Kekacauan pikiran Lizzie menghilang seketika ketika ia menabrak pintu yang terbuat dari kayu Oakbesar dan langsung terjatuh.

BRAAKKK

"AAAUCHH! Sakit!" pekiknya histeris akibat rasa sakit yang mengenai dahinya yang cukup lebar. Ia hanya mengaduh kesakitan dan mengusap dahinya. Namun rasa sakit tersebut langsung hilang karena penyakit-aku-penasaran yang ia derita sejak kecil kambuh. Alasannya adalah pintu kayu Oak tersebut tertutp walu tidak terkunci dengan papan bertuliskan 'DO NOT OPEN' yang ada di depannya.

Lizzie semakin penasaran dan membuka pintu itu perlahan.

KRRIIIEETT

Berat.

Dan didalamnya...

Gelap.

Bau aneh yang cukup tajam tercium dari dalam.

Lizzie memasuki ruangan serba gelap tersebut lalu meraba-raba. Kakinya terasa menyenggol sebuah meja dan ia meraba-raba meja tersebut—berharap dapat menemukan sesuatu untuk menerangi ruangan gelap yang ia masuki. Dan Gotcha! Ia measakan sesuatu berbentuk tabung dan ia mengira benda itu adalah senter.

Dipegang dan di nyalakan pula sesuatu yang ia kira senter tersebut—dan ternyata benar. Ada tombol yang jika di tekan maka ujung benda itu akan mengeluarkan cahaya dan benda itu memang senter yang benar adanya.

Begitu senter menyala, yang ia dapati di atas meja selain senter yang ia gunakan adalah...

... tengkorak manusia dengan rambut hitam panjang dan potongan tangan kanan dengan gumpalan daging yang tersisa di ujung potongan kasar tersebut serta cincin emas di jari manisnya?

"HAH?" rasa gelisah merambati hatinya. Rasa takut berusaha untuk mengambil alih pikirannya.

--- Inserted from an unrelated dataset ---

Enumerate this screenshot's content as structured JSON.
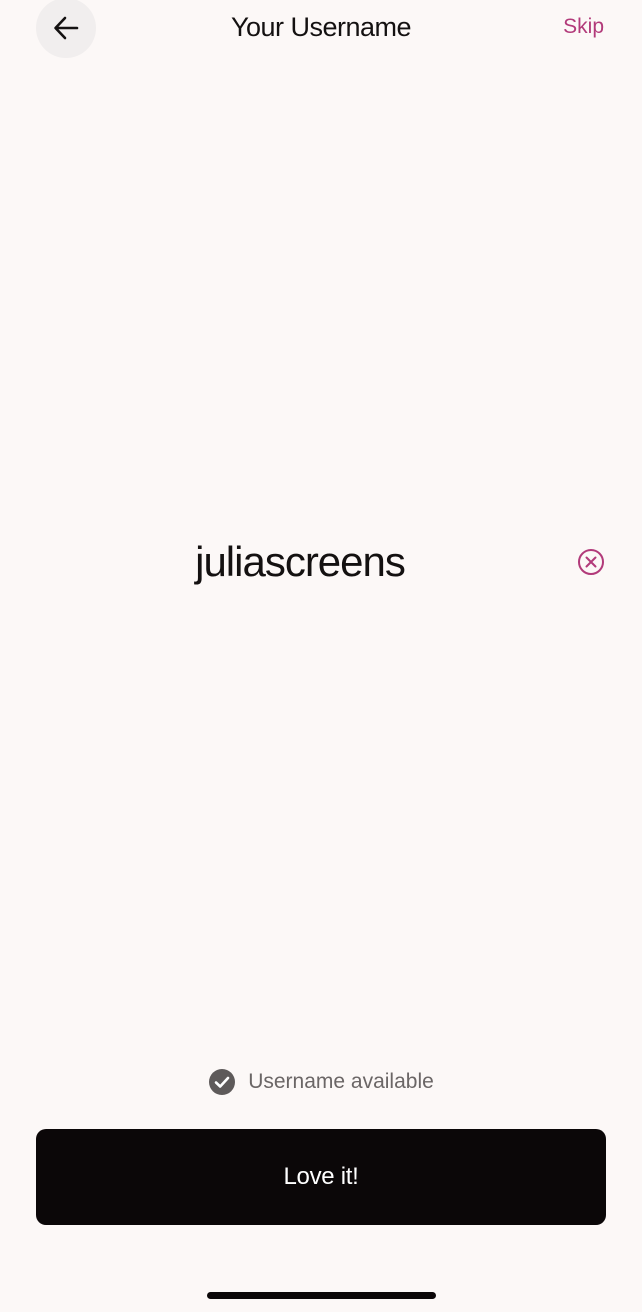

Ketika ia mengarahkan cahaya senter ke arah lainnya, terlihat mayat-mayat manusia penuh darah yang anggota tubuhnya tak lengkap. Terdapat pula tabung yang berisi jantung, otak, bola mata, paru-paru, ginjal, hati, potongan daging manusia dan lain sebagainya. Dilangit-langit ruangan terdapat boneka-boneka yang telah rusak adanya tergantung dengan tali penuh darah sebagai pengikatnya. Bau anyir dan daging busuk tercium sangat jelas di ruangan tersebut.

Syok membuat Lizzie tak dapat berkata-kata. Ia mundur beberapa langkah dan menoleh ke kanan sehingga mendapati boneka anak laki-laki berambut pirang dengan mata kiri yang hilang dan tangan kanan yang putus. Wajahnya hancur berlumuran darah sedangkan kaki kanannya di tusuk paku. Tubuh boneka itu bermandikan darah. Rambut pirangnya hampir sulit diketahui karena terturtup darah.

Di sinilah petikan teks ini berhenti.